TSA Assaults & Traumatizes Three-Year-Old Girl in Wheelchair

by DEBORAH NEWELL TORNELLO
TSA News Blog
Feb. 19, 2013


I wish I could say that this is a new low for the contemptible thugs in blue for whose equipment and “services” taxpayers pay billions of dollars every year.

Sadly, it isn’t. It’s just par for the course; another Day in Despotism here in the Land of the Meek, Home of the Afraid.

In case you couldn’t bring yourself to watch this indisputable display of abuse — this disgusting mistreatment of a little girl and her family about which her mother and father comment “look at her all dressing like a potential terrorist/drug trafficker; people who roll in on hot pink wheelchairs, wearing a gingerbread coat and clutching a stuffed baby lamb, are just begging to be harassed” — let me itemize the violations and absurdities at hand (perhaps you can identify more; as a mother myself, I’m too upset by what I just watched to further research the laws, statutory and logical):

First, there is the obvious Fourth Amendment violation against unwarranted search and seizure. I don’t care what kind of pretzel logic the TSA twists itself into parroting in order to justify groping a three-year-old in a wheelchair who’s on her way to Disney World: it’s a violation of her Constitutional rights. Period. Full stop.

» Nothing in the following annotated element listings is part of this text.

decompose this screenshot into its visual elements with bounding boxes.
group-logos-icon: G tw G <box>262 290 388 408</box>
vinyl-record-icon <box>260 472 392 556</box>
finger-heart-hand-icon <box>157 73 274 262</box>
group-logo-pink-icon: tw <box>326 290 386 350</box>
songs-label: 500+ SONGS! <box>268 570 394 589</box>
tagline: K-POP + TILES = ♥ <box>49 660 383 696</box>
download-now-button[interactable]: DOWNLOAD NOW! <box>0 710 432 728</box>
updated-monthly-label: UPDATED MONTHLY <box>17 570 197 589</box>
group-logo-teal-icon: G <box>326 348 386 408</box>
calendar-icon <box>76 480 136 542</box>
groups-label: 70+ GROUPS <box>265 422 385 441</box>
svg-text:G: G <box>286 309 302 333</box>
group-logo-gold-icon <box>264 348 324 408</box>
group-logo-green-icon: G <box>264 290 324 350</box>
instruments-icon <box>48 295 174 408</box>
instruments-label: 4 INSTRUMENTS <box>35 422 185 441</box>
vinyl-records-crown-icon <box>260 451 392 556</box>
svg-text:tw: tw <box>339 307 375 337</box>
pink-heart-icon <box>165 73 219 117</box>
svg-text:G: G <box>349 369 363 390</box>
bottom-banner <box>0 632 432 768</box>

And this should not stand. Not in the country that calls itself the United States of America. Citizens and residents who accept otherwise should not only be ashamed of themselves, but should, in my opinion, be constantly, and in strenuous terms, be made aware that they’re engaging in a kind of treason against the very freedoms the nation’s founders established (and countless fought for and died to protect), and thus, by extension, debasing the idea of America itself.

Second, travelers are indeed permitted to photograph and/or videotape the so-called “screening procedure” (more accurately, security theatre), including aggressive pat-downs that would be defined as sexual assault in any other context and nude photography of their bodies. The only subject matter exempt from passengers’ freedom-to-document are the screening machines themselves. As shown in the above video, these TSA screeners try to claim otherwise and keep harping on their imagined rule that the passengers can’t record the incident, even as the parents ask them to cite the actual law pertaining thereto.

Third, the tactics here are insensitive and unkind on their face, as well as pointless. Not only is this little girl so obviously terrified to the point of crying out loud, and desperately upset that her comfort toy — her stuffed animal — is being taken away, she is distraught that her parents’ attempts to protect her are being summarily ignored. Imagine how frightening that must be. If indeed the child “alarmed,” the screeners could have resolved the matter by allowing one of the cleared parents to carry her through the metal detector in their arms while they checked her wheelchair for hidden bombs, machetes, or fusilage-piercing grenade launchers.

What will it take for the American public to recognize how wrong this is, all of it, and demand that our so-called leaders put an end to it? Why are citizens not carrying out a full-on economic boycott of the airlines for all non-essential travel? What will it take, if not the unconstitutional persecution of a little child in a wheelchair?